Another less obvious component of that illegitimate system of repressive control is the role of the UN Economic Commission for Latin America and the Caribbean (ECLAC). ECLAC regularly produces very influential reports and policy documents. Alicia Barcena, ECLAC’s executive secretary, has been a firm and outspoken headline voice insisting on the need to reduce inequality in Latin America, which remains higher than in regions like Africa and Asia. But ECLAC’s thinking and policy recommendations generally play down the kinds of economic democratization and socially inclusive policies that have dramatically reduced inequality and poverty in Bolivia, Ecuador under Rafael Correa’s administration, Nicaragua or Venezuela, never mind Cuba.
ECLAC’s recent document 'Emerging Challenges and Shifting Paradigms' was written together with the European Commission and the OECD, the club of mainly Western rich country economies. Two enormous absences dominate the report, namely U.S. imperialism and China. China figures only as a villain, responsible for slowing regional economic diversification: “Commodity price fluctuations, driven largely by China through the shifting wealth process, have influenced the reprimarization of the Latin American and Caribbean export basket”. In passing, the report mentions China’s role in the emergence of a new multipolar international order but frames it as a competitor, not a complement, to Western international development assistance.
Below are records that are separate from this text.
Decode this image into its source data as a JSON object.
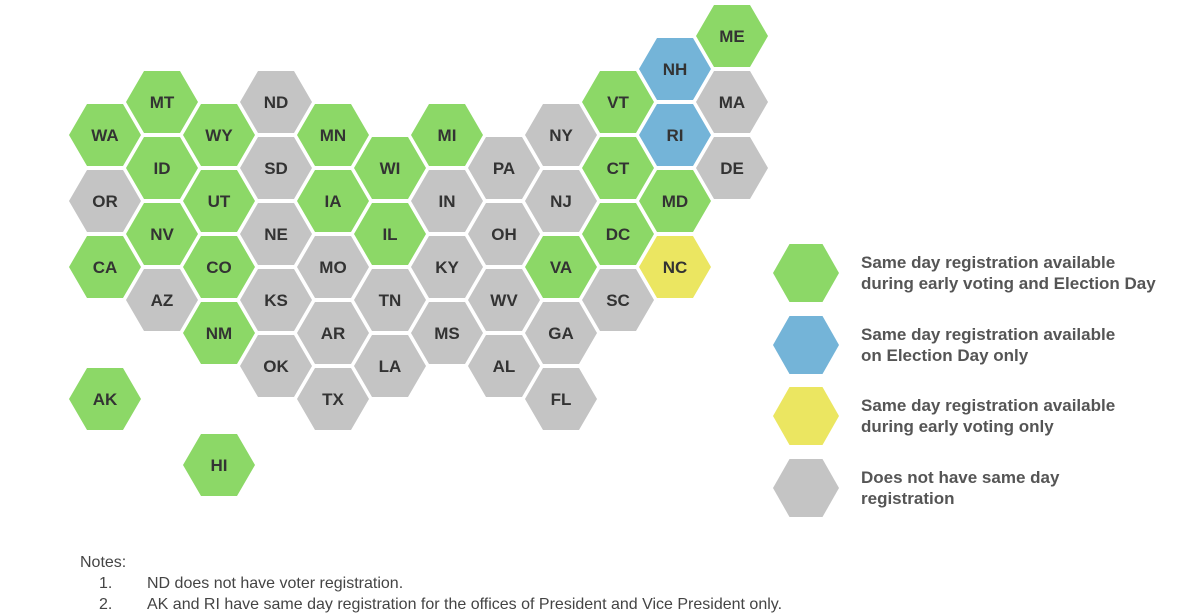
{
  "colors": {
    "both": "#8cd867",
    "election_day": "#74b4d8",
    "early_voting": "#ebe661",
    "none": "#c4c4c4"
  },
  "states": [
    {
      "abbr": "ME",
      "status": "both"
    },
    {
      "abbr": "NH",
      "status": "election_day"
    },
    {
      "abbr": "MT",
      "status": "both"
    },
    {
      "abbr": "ND",
      "status": "none"
    },
    {
      "abbr": "VT",
      "status": "both"
    },
    {
      "abbr": "MA",
      "status": "none"
    },
    {
      "abbr": "WA",
      "status": "both"
    },
    {
      "abbr": "WY",
      "status": "both"
    },
    {
      "abbr": "MN",
      "status": "both"
    },
    {
      "abbr": "MI",
      "status": "both"
    },
    {
      "abbr": "NY",
      "status": "none"
    },
    {
      "abbr": "RI",
      "status": "election_day"
    },
    {
      "abbr": "ID",
      "status": "both"
    },
    {
      "abbr": "SD",
      "status": "none"
    },
    {
      "abbr": "WI",
      "status": "both"
    },
    {
      "abbr": "PA",
      "status": "none"
    },
    {
      "abbr": "CT",
      "status": "both"
    },
    {
      "abbr": "DE",
      "status": "none"
    },
    {
      "abbr": "OR",
      "status": "none"
    },
    {
      "abbr": "UT",
      "status": "both"
    },
    {
      "abbr": "IA",
      "status": "both"
    },
    {
      "abbr": "IN",
      "status": "none"
    },
    {
      "abbr": "NJ",
      "status": "none"
    },
    {
      "abbr": "MD",
      "status": "both"
    },
    {
      "abbr": "NV",
      "status": "both"
    },
    {
      "abbr": "NE",
      "status": "none"
    },
    {
      "abbr": "IL",
      "status": "both"
    },
    {
      "abbr": "OH",
      "status": "none"
    },
    {
      "abbr": "DC",
      "status": "both"
    },
    {
      "abbr": "CA",
      "status": "both"
    },
    {
      "abbr": "CO",
      "status": "both"
    },
    {
      "abbr": "MO",
      "status": "none"
    },
    {
      "abbr": "KY",
      "status": "none"
    },
    {
      "abbr": "VA",
      "status": "both"
    },
    {
      "abbr": "NC",
      "status": "early_voting"
    },
    {
      "abbr": "AZ",
      "status": "none"
    },
    {
      "abbr": "KS",
      "status": "none"
    },
    {
      "abbr": "TN",
      "status": "none"
    },
    {
      "abbr": "WV",
      "status": "none"
    },
    {
      "abbr": "SC",
      "status": "none"
    },
    {
      "abbr": "NM",
      "status": "both"
    },
    {
      "abbr": "AR",
      "status": "none"
    },
    {
      "abbr": "MS",
      "status": "none"
    },
    {
      "abbr": "GA",
      "status": "none"
    },
    {
      "abbr": "OK",
      "status": "none"
    },
    {
      "abbr": "LA",
      "status": "none"
    },
    {
      "abbr": "AL",
      "status": "none"
    },
    {
      "abbr": "AK",
      "status": "both"
    },
    {
      "abbr": "TX",
      "status": "none"
    },
    {
      "abbr": "FL",
      "status": "none"
    },
    {
      "abbr": "HI",
      "status": "both"
    }
  ],
  "legend": [
    {
      "key": "both",
      "lines": [
        "Same day registration available",
        "during early voting and Election Day"
      ]
    },
    {
      "key": "election_day",
      "lines": [
        "Same day registration available",
        "on Election Day only"
      ]
    },
    {
      "key": "early_voting",
      "lines": [
        "Same day registration available",
        "during early voting only"
      ]
    },
    {
      "key": "none",
      "lines": [
        "Does not have same day",
        "registration"
      ]
    }
  ],
  "notes": {
    "title": "Notes:",
    "items": [
      {
        "num": "1.",
        "text": "ND does not have voter registration."
      },
      {
        "num": "2.",
        "text": "AK and RI have same day registration for the offices of President and Vice President only."
      }
    ]
  }
}
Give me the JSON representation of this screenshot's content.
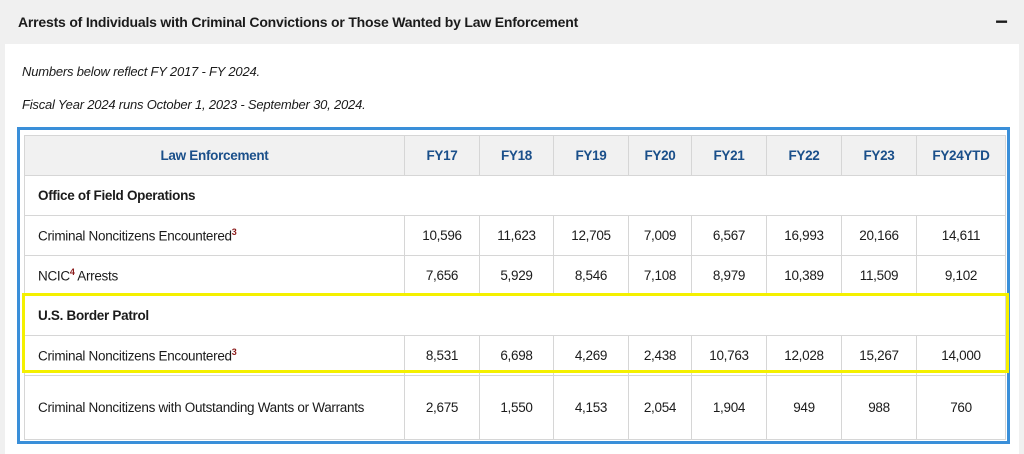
{
  "accordion": {
    "title": "Arrests of Individuals with Criminal Convictions or Those Wanted by Law Enforcement",
    "toggle": "−"
  },
  "notes": [
    "Numbers below reflect FY 2017 - FY 2024.",
    "Fiscal Year 2024 runs October 1, 2023 - September 30, 2024."
  ],
  "table": {
    "headers": [
      "Law Enforcement",
      "FY17",
      "FY18",
      "FY19",
      "FY20",
      "FY21",
      "FY22",
      "FY23",
      "FY24YTD"
    ],
    "sections": [
      {
        "title": "Office of Field Operations",
        "rows": [
          {
            "label": "Criminal Noncitizens Encountered",
            "sup": "3",
            "suffix": "",
            "values": [
              "10,596",
              "11,623",
              "12,705",
              "7,009",
              "6,567",
              "16,993",
              "20,166",
              "14,611"
            ]
          },
          {
            "label": "NCIC",
            "sup": "4",
            "suffix": " Arrests",
            "values": [
              "7,656",
              "5,929",
              "8,546",
              "7,108",
              "8,979",
              "10,389",
              "11,509",
              "9,102"
            ]
          }
        ]
      },
      {
        "title": "U.S. Border Patrol",
        "rows": [
          {
            "label": "Criminal Noncitizens Encountered",
            "sup": "3",
            "suffix": "",
            "values": [
              "8,531",
              "6,698",
              "4,269",
              "2,438",
              "10,763",
              "12,028",
              "15,267",
              "14,000"
            ]
          },
          {
            "label": "Criminal Noncitizens with Outstanding Wants or Warrants",
            "sup": "",
            "suffix": "",
            "values": [
              "2,675",
              "1,550",
              "4,153",
              "2,054",
              "1,904",
              "949",
              "988",
              "760"
            ]
          }
        ]
      }
    ]
  },
  "colors": {
    "highlight": "#f4f000",
    "frame": "#3a8fd9",
    "header_text": "#1a4f8a"
  }
}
ECLAC completely ignores the impact of U.S. economic aggression on Latin America and the Caribbean and European collaboration in it. The United States is mentioned just twice, practically as a footnote to do with productivity data. Likewise ECLAC’s report completely suppresses the policy implications of the extraordinary accomplishments of Venezuela and Nicaragua in their different contexts. ECLAC’s “new perspectives” on international development do nothing to leave behind discredited faith-based traditional macroeconomic theory. The report typifies conventional economic policymakers inability to learn from revolutionary transformative experiences of economic democratization.
For example, Nicaragua’s popular economy, despite all the disadvantages of the regional institutional framework and market realities, shows up ECLAC’s idea of economic democratization as a prisoner of international corporate interests and subsidiary local private business. In both Venezuela and, now, Nicaragua too, the U.S. government has co-opted most of those countries’ private business sectors as allies in its attempts at regime change. But ECLAC still promotes the idea of “partnership” and broad alliances for economic development, apparently wishing away wholesale privatization and savage social repression in Argentina, Brazil, Colombia, Ecuador, Honduras and elsewhere.
The current UN system, its human rights structures, its model of international development, its structures for environmental concerns, are all subordinated to the imperatives of corporate globalization dominated by the United States and its allies. In few places is that more clear than in Latin America and the Caribbean where the reality is as distorted and suppressed by Western media as in other theaters of international competition with global rivals. President Nicolas Maduro’s recent successful negotiation of crucial trade agreements with China is a major defeat not just of U.S. economic aggression against Venezuela and its regional allies but also for the current Western corporate dominated UN system. Especially in the context of very possible U.S. military aggression, Venezuela’s latest agreements with China are as epoch-making as President Putin’s remarks on the Northern Sea Route.